Essay8 min read
The Quiet Compact
Most people I talk to about international affairs have not read the Global Digital Compact. This is not a criticism. It is a 36 page annex to a larger document, written in UN English, adopted at three in the afternoon on a Sunday in September 2024 alongside a much louder Pact for the Future. There was a small press release. A few think tanks weighed in. And then everyone moved on.
I think that is a mistake.
Because if you actually sit with the text, and read it the way you would read a contract or a constitution rather than a press release, the Global Digital Compact is the most consequential digital governance instrument since the WSIS outcome documents of 2003 and 2005. Almost no one has noticed yet.
I want to do something simple in this piece. I want to walk through what the GDC actually binds, what it merely invites, and most importantly, what it carefully omits. Because the silences in this kind of document tell you more than the speeches.
What the GDC binds
The Compact sets out five objectives. Closing digital divides. Expanding inclusion in the digital economy. Protecting human rights online. Advancing responsible data governance. Enhancing international governance of AI.
The honest answer is that most of these objectives are not binding in any enforceable sense. The Compact is a political declaration adopted by consensus, not a treaty. It commits signatories to "actions" rather than legal obligations. This is standard UN language and most readers know how to discount it.
But there are two specific commitments inside the AI objective that are different from the rest. They commit member states to establish, within the UN system, two new mechanisms. An Independent International Scientific Panel on Artificial Intelligence. And a Global Dialogue on AI Governance.
These are not aspirational. They are institutional. And as of 2026 they exist. The Panel was appointed in February 2026 with 40 members serving three year terms (UN General Assembly, A/RES/79/325). The Dialogue convenes for the first time in Geneva on 6 and 7 July 2026.
So the binding part of the Global Digital Compact, the part that has actually happened, is the creation of two new UN bodies. Everything else is rhetoric until governments choose to act on it.

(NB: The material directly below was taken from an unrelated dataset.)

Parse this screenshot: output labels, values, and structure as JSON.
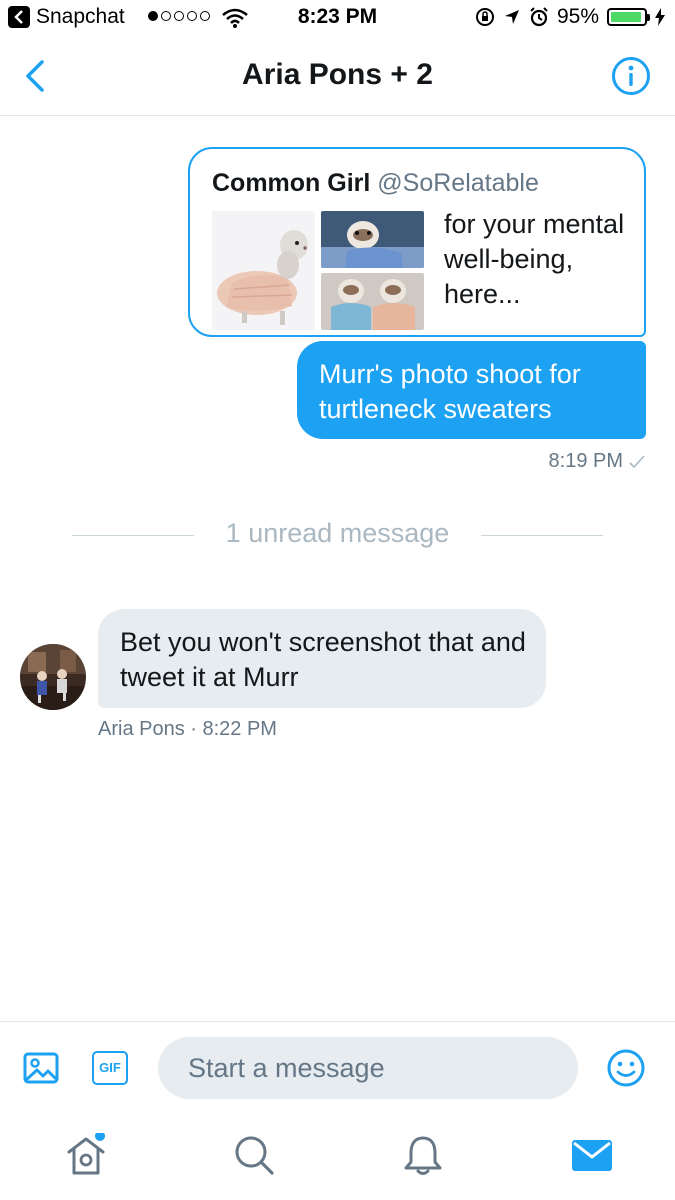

This is important to understand before going further. The GDC did not regulate AI. It built the rooms in which AI may eventually be regulated. Those are different things and the distinction matters.
What the GDC invites
Most of the text falls into this category. The Compact "encourages" states to develop national AI strategies. It "supports" efforts to expand connectivity. It "welcomes" the contributions of civil society and the private sector. This language is the diplomatic equivalent of clearing your throat. It signals topics that future negotiations might address, without committing anyone to addressing them.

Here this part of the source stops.